Today, so the calendar tells me, is my birthday. I had hoped to have Superversive available today, but matters became complicated when ‘The exotic and the familiar’ firmly announced that it needed to be in the book. (It was right.) So the release is delayed a few days.

As for my age: I admit to 117, but the Powers That Be have an unreasoning reluctance to pay me a pension, and insist that I am only fifty. Whichever is the case, as Aragorn said, I am no longer young even in the reckoning of the Men of the Ancient Houses. Wish me well, Loyal Readers, on the back side of the hill.

Apologies

Part 3 of ‘The exotic and the familiar’ has been badly delayed. My doctors have changed my medication yet again, and my body and mind are struggling to adapt. Going cold turkey on one drug has given me nightmares, reduced mental acuity, and random weepy bouts. Starting up on another drug has given me insomnia and anxiety attacks. Both of these effects are bound to go away in a few weeks, but until then, I am having great difficulty applying myself and getting work done

On top of that, I somehow managed to throw out my back and strain a muscle. For the first 24 hours, I could not stand up straight, but had to walk like Dagwood Bumstead or Groucho Marx. Now I can stand, though not without pain, and my mind is mildly fogged with painkillers.

I am very sorry for the delay.

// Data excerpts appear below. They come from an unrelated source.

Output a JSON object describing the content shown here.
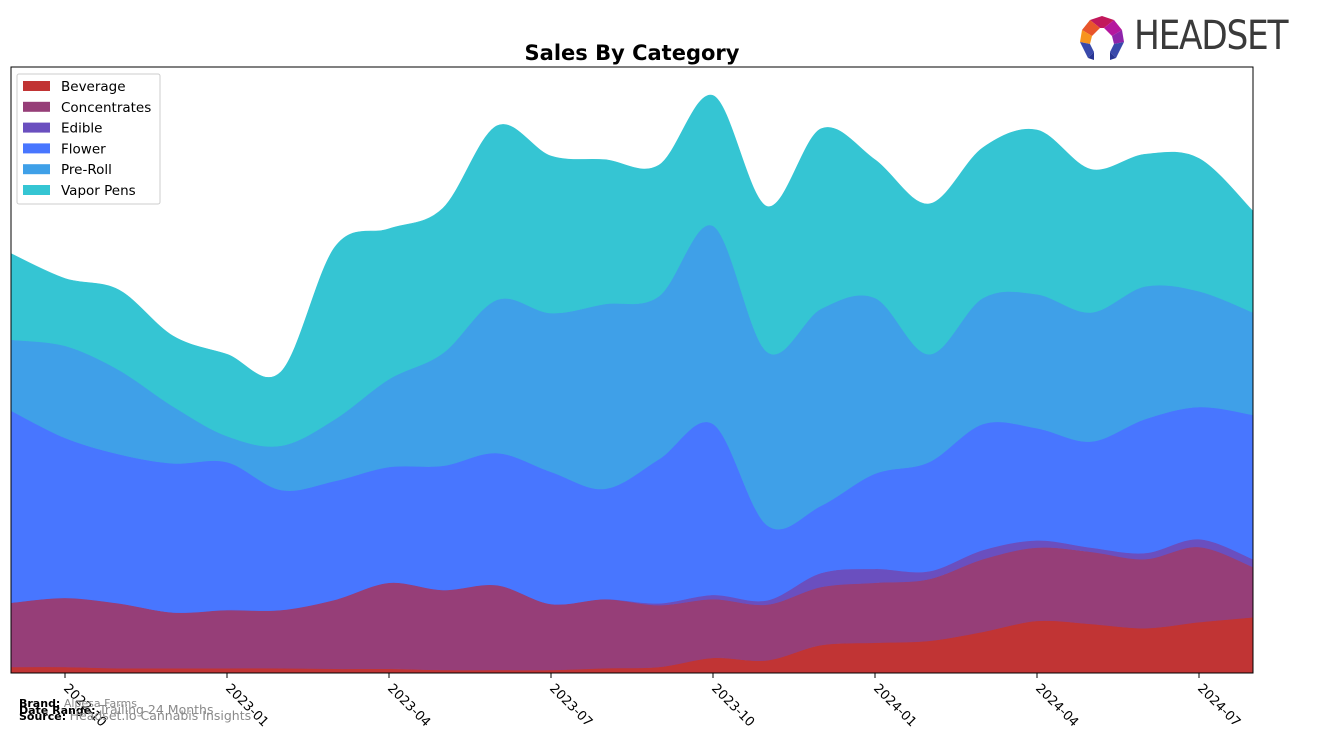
{
  "header": {
    "brand_logo_text": "HEADSET",
    "logo_icon": "headset-logo-icon"
  },
  "footer": {
    "brand_label": "Brand:",
    "brand_value": "Alpesa Farms",
    "date_range_label": "Date Range:",
    "date_range_value": "Trailing 24 Months",
    "source_label": "Source:",
    "source_value": "Headset.io Cannabis Insights"
  },
  "chart_data": {
    "type": "area",
    "stacked": true,
    "smooth": true,
    "title": "Sales By Category",
    "xlabel": "",
    "ylabel": "",
    "y_axis_visible": false,
    "y_units": "relative share of plot height (0-100), no y-axis shown",
    "ylim": [
      0,
      100
    ],
    "grid": false,
    "legend_position": "top-left",
    "x": [
      "2022-09",
      "2022-10",
      "2022-11",
      "2022-12",
      "2023-01",
      "2023-02",
      "2023-03",
      "2023-04",
      "2023-05",
      "2023-06",
      "2023-07",
      "2023-08",
      "2023-09",
      "2023-10",
      "2023-11",
      "2023-12",
      "2024-01",
      "2024-02",
      "2024-03",
      "2024-04",
      "2024-05",
      "2024-06",
      "2024-07",
      "2024-08"
    ],
    "xticks": [
      "2022-10",
      "2023-01",
      "2023-04",
      "2023-07",
      "2023-10",
      "2024-01",
      "2024-04",
      "2024-07"
    ],
    "series": [
      {
        "name": "Beverage",
        "color": "#c13434",
        "values": [
          1.0,
          1.0,
          0.8,
          0.8,
          0.8,
          0.8,
          0.7,
          0.7,
          0.5,
          0.5,
          0.5,
          0.8,
          1.0,
          2.5,
          2.1,
          4.6,
          5.0,
          5.3,
          6.8,
          8.6,
          8.1,
          7.4,
          8.4,
          9.2
        ]
      },
      {
        "name": "Concentrates",
        "color": "#963e78",
        "values": [
          10.6,
          11.4,
          10.7,
          9.2,
          9.6,
          9.6,
          11.4,
          14.2,
          13.2,
          14.0,
          10.9,
          11.4,
          10.2,
          9.7,
          9.2,
          9.6,
          9.9,
          10.2,
          12.0,
          12.1,
          11.9,
          11.4,
          12.4,
          8.3
        ]
      },
      {
        "name": "Edible",
        "color": "#6a4fbf",
        "values": [
          0.0,
          0.0,
          0.0,
          0.0,
          0.0,
          0.0,
          0.0,
          0.0,
          0.0,
          0.0,
          0.0,
          0.0,
          0.3,
          0.7,
          0.7,
          2.3,
          2.3,
          1.3,
          1.5,
          1.2,
          0.7,
          1.0,
          1.3,
          1.3
        ]
      },
      {
        "name": "Flower",
        "color": "#4876ff",
        "values": [
          31.7,
          26.4,
          24.6,
          24.6,
          24.4,
          19.8,
          19.6,
          19.1,
          20.5,
          21.8,
          21.8,
          18.2,
          23.8,
          28.2,
          12.4,
          11.1,
          15.7,
          18.0,
          20.8,
          18.5,
          17.5,
          22.1,
          21.8,
          23.8
        ]
      },
      {
        "name": "Pre-Roll",
        "color": "#3fa0e8",
        "values": [
          11.7,
          15.2,
          13.9,
          9.4,
          4.3,
          7.3,
          10.2,
          14.5,
          18.6,
          25.3,
          26.2,
          30.5,
          26.9,
          32.7,
          28.6,
          32.5,
          29.0,
          17.8,
          20.8,
          22.1,
          21.3,
          21.9,
          19.1,
          16.9
        ]
      },
      {
        "name": "Vapor Pens",
        "color": "#35c5d3",
        "values": [
          14.2,
          11.1,
          13.2,
          11.6,
          13.5,
          12.2,
          28.4,
          24.8,
          23.9,
          28.7,
          25.9,
          23.8,
          21.6,
          21.5,
          24.0,
          29.7,
          22.8,
          24.8,
          24.8,
          27.1,
          23.6,
          21.8,
          21.9,
          16.7
        ]
      }
    ]
  }
}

Please pray, if that be your wont, that I may get through the next few weeks without any more of these interesting experiences.

Checking in again

Carbonel mentions that it’s been a while since my last post, and inquires after my well-being. (Thanks, Carbonel!)

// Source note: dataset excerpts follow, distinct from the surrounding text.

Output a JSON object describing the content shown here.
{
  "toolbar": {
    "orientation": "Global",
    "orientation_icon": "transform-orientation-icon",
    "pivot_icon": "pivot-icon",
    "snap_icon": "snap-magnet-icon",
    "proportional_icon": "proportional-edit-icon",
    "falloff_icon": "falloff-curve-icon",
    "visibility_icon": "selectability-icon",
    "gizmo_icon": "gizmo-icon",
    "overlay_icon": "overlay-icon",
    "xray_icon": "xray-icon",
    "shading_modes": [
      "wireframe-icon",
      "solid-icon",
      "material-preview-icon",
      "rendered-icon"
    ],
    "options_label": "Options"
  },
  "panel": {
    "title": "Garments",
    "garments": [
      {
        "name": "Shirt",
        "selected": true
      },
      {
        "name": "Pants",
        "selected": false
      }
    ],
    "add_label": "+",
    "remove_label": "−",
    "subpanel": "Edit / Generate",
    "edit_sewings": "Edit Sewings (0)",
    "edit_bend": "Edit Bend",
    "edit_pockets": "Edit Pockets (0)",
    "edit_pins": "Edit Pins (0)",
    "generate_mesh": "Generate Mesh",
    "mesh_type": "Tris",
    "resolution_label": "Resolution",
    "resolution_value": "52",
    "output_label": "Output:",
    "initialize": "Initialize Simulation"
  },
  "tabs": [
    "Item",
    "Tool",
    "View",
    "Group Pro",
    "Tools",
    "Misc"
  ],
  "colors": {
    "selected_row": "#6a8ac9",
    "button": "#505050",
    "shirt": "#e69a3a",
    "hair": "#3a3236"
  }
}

The Loyal 3.6 may be relieved to hear that I am well enough in myself, though I’ve been plagued by unusual fatigue this past week. I am trying to get through a shortish (~25,000 word) writing project, but have not been able to concentrate very well. I can do odd little world-building jobs and that kind of thing, but when I actually sit down to write copy, I find that my brain has turned to tapioca pudding.

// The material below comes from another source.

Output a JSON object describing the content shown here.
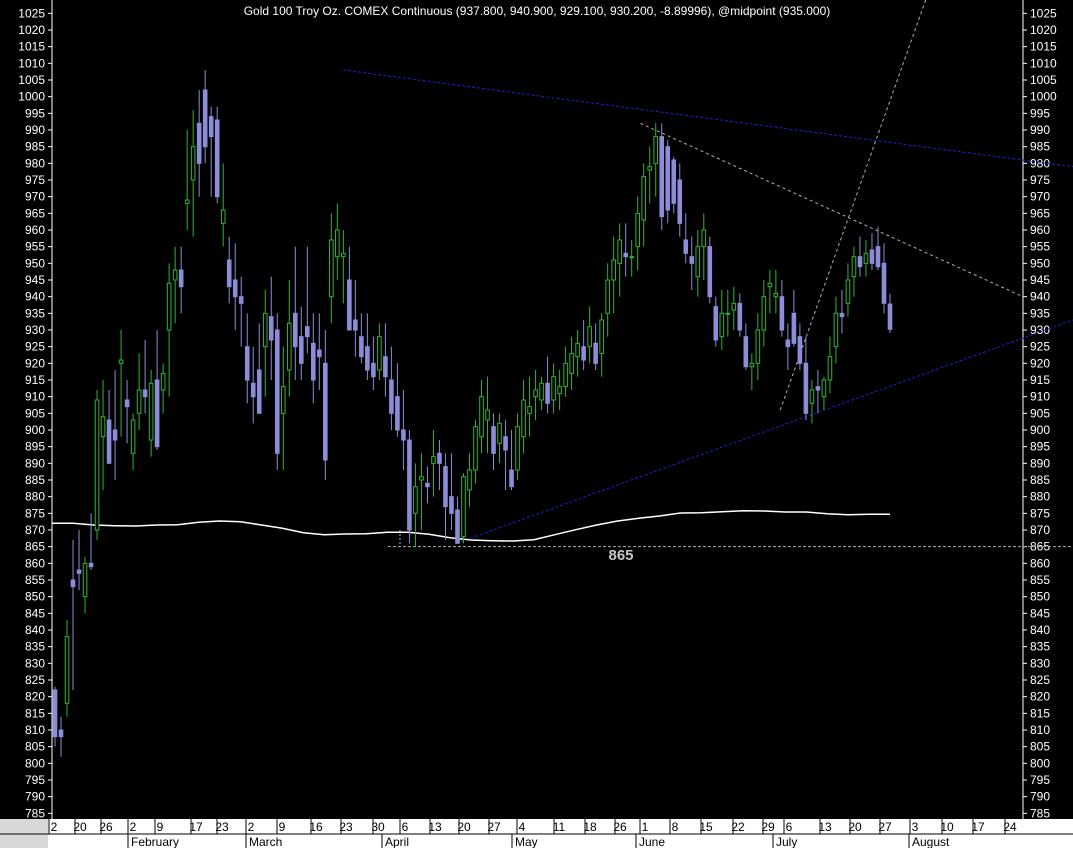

As soon as I get some decent headway on the current project, I hope to post a sample. It’s a novella with the working title The Stone Sword, a sort of prequel to The Eye of the Maker, which I am writing partly to work out some backstory that I will need to continue the said Octopus; and partly because it will make a good cheap (or free) ebook to scatter far and wide as a promotional gewgaw.